Auteur: Valentina Pop

BRUSSELS - A Spanish minister angered Italy and France after claiming the two countries backed Spain in demands for speedier actions by the eurozone to bring down its record-high borrowing costs.

Both Rome and Paris on Tuesday (24 July) denied ever having issued a joint statement with Spain. The statement asked for the immediate application of a June deal, whereby banks could be funded directly by the eurozone bailout fund.

The Italian government said it was "astonished" by the Spanish announcement, while French EU affairs minister Bernard Cazeneuve denied ever having signed it.

"I have not asked for the immediate application of the accords. It makes no sense to say that. We are following the decisions taken at the European summit and are working on them," Cazeneuve told AFP i.

The Spanish EU affairs minister, Inigo Mendez de Vigo, later that day backtracked, saying he did not intend to say informal talks with Italy and France meant they had signed up to a joint statement.

Spain's borrowing costs hit 7.6 percent on Tuesday. This raises the pressure on Madrid to ask for a full-blown bailout, as the €100 billion earmarked for its banks failed to calm market fears that the country will go bust.

German finance minister Wolfgang Schaeuble i, who on Tuesday received Spain's economy minister Luis de Guindos in Berlin, said the record-high borrowing costs mirroring "neither the economic fundamentals of Spain, nor its growth potential or the sustainability of its public debt."

De Guindos has so far strongly denied the need for a full-blown bailout. But so did Greek, Irish and Portuguese ministers before applying for help. The Spanish politician on Wednesday is travelling to Paris to meet French finance minister, Laurent Fabius.

The problem with a full-blown bailout is that the eurozone could barely afford it. The permanent rescue fund worth €500bn is not up and running yet, pending a decision of the German constitutional court in September.

And even when it is established, cash will be transferred gradually, so that only about €200bn will be made available by the end of this year. The temporary bailout fund, set up in 2010, is also running out of money after having allocated more than half of its €440bn loan guarantees on existing rescue programmes in Greece, Portugal and Ireland and the recently-agreed bank bailout for Spain.
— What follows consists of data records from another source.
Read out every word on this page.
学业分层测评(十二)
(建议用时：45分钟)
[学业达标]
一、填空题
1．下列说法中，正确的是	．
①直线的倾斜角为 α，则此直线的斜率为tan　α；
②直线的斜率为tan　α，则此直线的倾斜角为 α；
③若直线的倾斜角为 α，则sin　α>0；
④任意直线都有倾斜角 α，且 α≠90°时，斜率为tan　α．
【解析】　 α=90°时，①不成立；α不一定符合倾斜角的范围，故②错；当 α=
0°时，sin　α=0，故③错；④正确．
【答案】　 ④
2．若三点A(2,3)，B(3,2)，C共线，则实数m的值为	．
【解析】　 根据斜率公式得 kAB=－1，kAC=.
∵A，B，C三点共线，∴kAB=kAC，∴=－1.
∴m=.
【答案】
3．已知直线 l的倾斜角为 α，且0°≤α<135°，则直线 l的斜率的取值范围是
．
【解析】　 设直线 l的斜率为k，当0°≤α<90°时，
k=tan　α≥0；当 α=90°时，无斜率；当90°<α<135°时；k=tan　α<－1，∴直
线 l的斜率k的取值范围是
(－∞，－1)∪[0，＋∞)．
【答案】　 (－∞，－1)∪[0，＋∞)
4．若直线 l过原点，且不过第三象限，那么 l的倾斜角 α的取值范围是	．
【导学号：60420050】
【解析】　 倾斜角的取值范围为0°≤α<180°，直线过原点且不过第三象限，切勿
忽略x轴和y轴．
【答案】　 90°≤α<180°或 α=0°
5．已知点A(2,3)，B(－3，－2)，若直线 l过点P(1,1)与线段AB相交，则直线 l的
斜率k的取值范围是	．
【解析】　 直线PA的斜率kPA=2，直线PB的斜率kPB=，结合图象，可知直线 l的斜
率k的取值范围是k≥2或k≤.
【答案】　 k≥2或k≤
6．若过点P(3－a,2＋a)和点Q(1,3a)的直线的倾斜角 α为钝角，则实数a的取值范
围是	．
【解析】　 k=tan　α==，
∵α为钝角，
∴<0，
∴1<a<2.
Direct bank recapitalisation from the bailout funds - as agreed in June - would take the debt burden off the government's books and help lower its borrowing costs. But that move is only expected to happen at the earliest next year, after the European Central Bank is re-arranged so it supervises eurozone's banks.

The only way around a bailout would be if the ECB i started buying up Spanish bonds again, as it did last year. A decision on this may be taken next week at a regular meeting of the ECB board.

Meanwhile, a panel of 17 leading economists at the New York-based Institute for New Economic Thinking issued a report in New York warning that "Europe is sleepwalking toward a disaster of incalculable proportions," with Spain, "the last domino", only "days away from a liquidity crisis."

"A successful crisis response must be collective and embody some burden sharing across countries. Absent this collective constructive response, the euro will disintegrate," they warn.